It’s been a rough year for Australia’s banks. Last April, Ian Narev, chief executive of the nation’s largest lender, Commonwealth Bank of Australia (CBA), departed following probes from several of the country’s regulators into widespread money laundering violations and the mis-selling of payment protection insurance, among other offences.
The scandals sparked a national outcry, and helped prompt a Royal Commission inquiry into misconduct in the banking, superannuation and financial services industry. When the 500-page tome finally thudded onto desks on February 4 this year, it made for grim reading, finding the nation’s big banks guilty of everything from paying cash bribes to branch staff as an incentive to hit quarterly targets, to selling life insurance policies to long-dead customers.
The fallout from the report was still being felt, with National Australia Bank announcing on February 7 that its chief executive Andrew Thorburn and chairman Ken Henry would both step down.

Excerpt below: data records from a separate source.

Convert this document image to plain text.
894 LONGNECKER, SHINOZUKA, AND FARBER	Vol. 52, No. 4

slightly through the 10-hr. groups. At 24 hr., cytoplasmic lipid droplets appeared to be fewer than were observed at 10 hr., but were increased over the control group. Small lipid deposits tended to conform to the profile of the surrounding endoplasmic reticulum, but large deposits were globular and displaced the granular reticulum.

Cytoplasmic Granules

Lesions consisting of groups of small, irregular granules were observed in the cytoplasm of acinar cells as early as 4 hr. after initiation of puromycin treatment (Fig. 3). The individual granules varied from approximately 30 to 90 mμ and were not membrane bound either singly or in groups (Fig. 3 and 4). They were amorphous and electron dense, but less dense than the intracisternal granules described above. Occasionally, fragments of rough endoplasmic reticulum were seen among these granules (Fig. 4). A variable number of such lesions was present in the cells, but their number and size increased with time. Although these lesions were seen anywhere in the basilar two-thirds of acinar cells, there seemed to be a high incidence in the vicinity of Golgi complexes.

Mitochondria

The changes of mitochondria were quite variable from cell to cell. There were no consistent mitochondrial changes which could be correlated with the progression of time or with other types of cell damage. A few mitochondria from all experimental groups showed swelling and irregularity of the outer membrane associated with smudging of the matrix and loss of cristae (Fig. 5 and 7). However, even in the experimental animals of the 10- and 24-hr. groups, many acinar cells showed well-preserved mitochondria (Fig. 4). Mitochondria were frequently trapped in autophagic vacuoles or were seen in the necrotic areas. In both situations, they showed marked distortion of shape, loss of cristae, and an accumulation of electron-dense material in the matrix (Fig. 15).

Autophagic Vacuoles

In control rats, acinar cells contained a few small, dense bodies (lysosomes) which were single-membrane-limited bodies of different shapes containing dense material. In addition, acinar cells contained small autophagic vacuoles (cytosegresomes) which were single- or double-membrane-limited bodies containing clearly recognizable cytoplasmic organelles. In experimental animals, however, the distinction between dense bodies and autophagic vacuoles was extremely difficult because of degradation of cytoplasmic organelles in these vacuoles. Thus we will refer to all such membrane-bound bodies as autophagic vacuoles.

The events in Australia have thrown into sharp relief the challenge faced by those charged with overseeing banks’ risk-taking activities: their risk committees. A new Risk.net survey of the board-level risk committees at the region’s banks, offers for the first time a comprehensive list of the 136 board risk committee members at 24 of Asia-Pacific’s largest banks.

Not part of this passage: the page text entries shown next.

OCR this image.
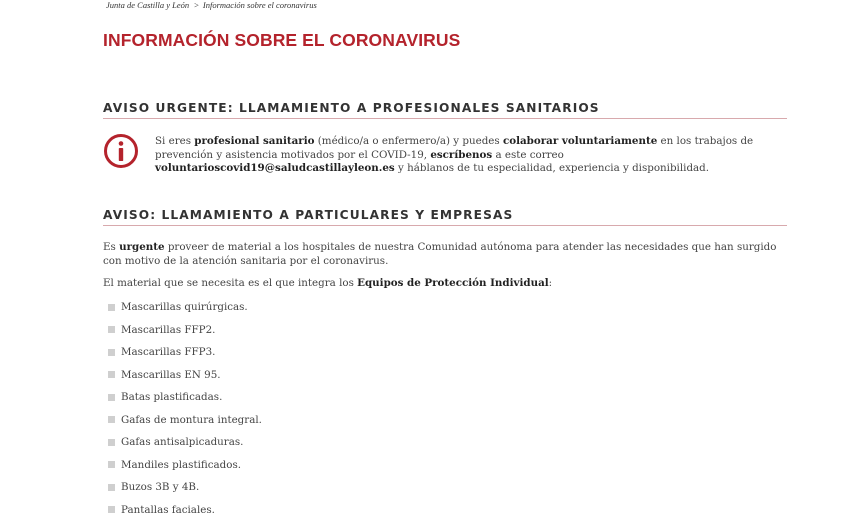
Junta de Castilla y León > Información sobre el coronavirus
INFORMACIÓN SOBRE EL CORONAVIRUS
AVISO URGENTE: LLAMAMIENTO A PROFESIONALES SANITARIOS
Si eres profesional sanitario (médico/a o enfermero/a) y puedes colaborar voluntariamente en los trabajos de prevención y asistencia motivados por el COVID-19, escríbenos a este correo voluntarioscovid19@saludcastillayleon.es y háblanos de tu especialidad, experiencia y disponibilidad.
AVISO: LLAMAMIENTO A PARTICULARES Y EMPRESAS

Es urgente proveer de material a los hospitales de nuestra Comunidad autónoma para atender las necesidades que han surgido con motivo de la atención sanitaria por el coronavirus.

El material que se necesita es el que integra los Equipos de Protección Individual:

Mascarillas quirúrgicas.
Mascarillas FFP2.
Mascarillas FFP3.
Mascarillas EN 95.
Batas plastificadas.
Gafas de montura integral.
Gafas antisalpicaduras.
Mandiles plastificados.
Buzos 3B y 4B.
Pantallas faciales.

The findings reveal a wide diversity of skillsets, but not much frontline risk management experience: only four directors are former chief risk officers, while almost two-thirds have never worked for a bank.
Does that matter? It depends who you ask. Some argue it shows banks deliberately tailoring the skillsets of their boards to the risk profiles of their institutions. In India and China, for example – where most banks were until recently publicly owned, and most of the counterparties they deal with still are – making risks in the political sphere a key consideration, banks’ boards feature a host of former regulators and government officials.
As the scandals in Australia show, even where boards have a heavy presence of former bankers with risk management experience, learned the hard way from running trading and sales businesses, that alone may not be enough to tackle the complex array of non-financial and conduct risk challenges banks face today.
Take the case of the prudential inquiry into CBA. It found that, although the bank’s chief risk officer and its risk committee were highly experienced, “with the benefit of hindsight, their strengths were heavily weighted toward financial risk management, and brought less experience to bear in operational risk and compliance matters”.
In this regard, CBA has taken its medicine. Last year, under the watch of new chief executive Matt Comyn, it established a non-financial risk committee at the group management level, as well as strengthening its risk management function by including members with compliance and operational risk experience. Anne Templeman-Jones, who held a number of roles at rival Westpac – including risk director and head of strategy for operational risk – joined the risk committee in March last year.
Westpac, in turn, last week appointed former Morgan Stanley Australia chief Steven Harker to its board, while ANZ has recently added former New Zealand prime minister John Key.
In the wake of the Royal Commission’s findings, those seem unlikely to be the only director-level changes among the country’s banks.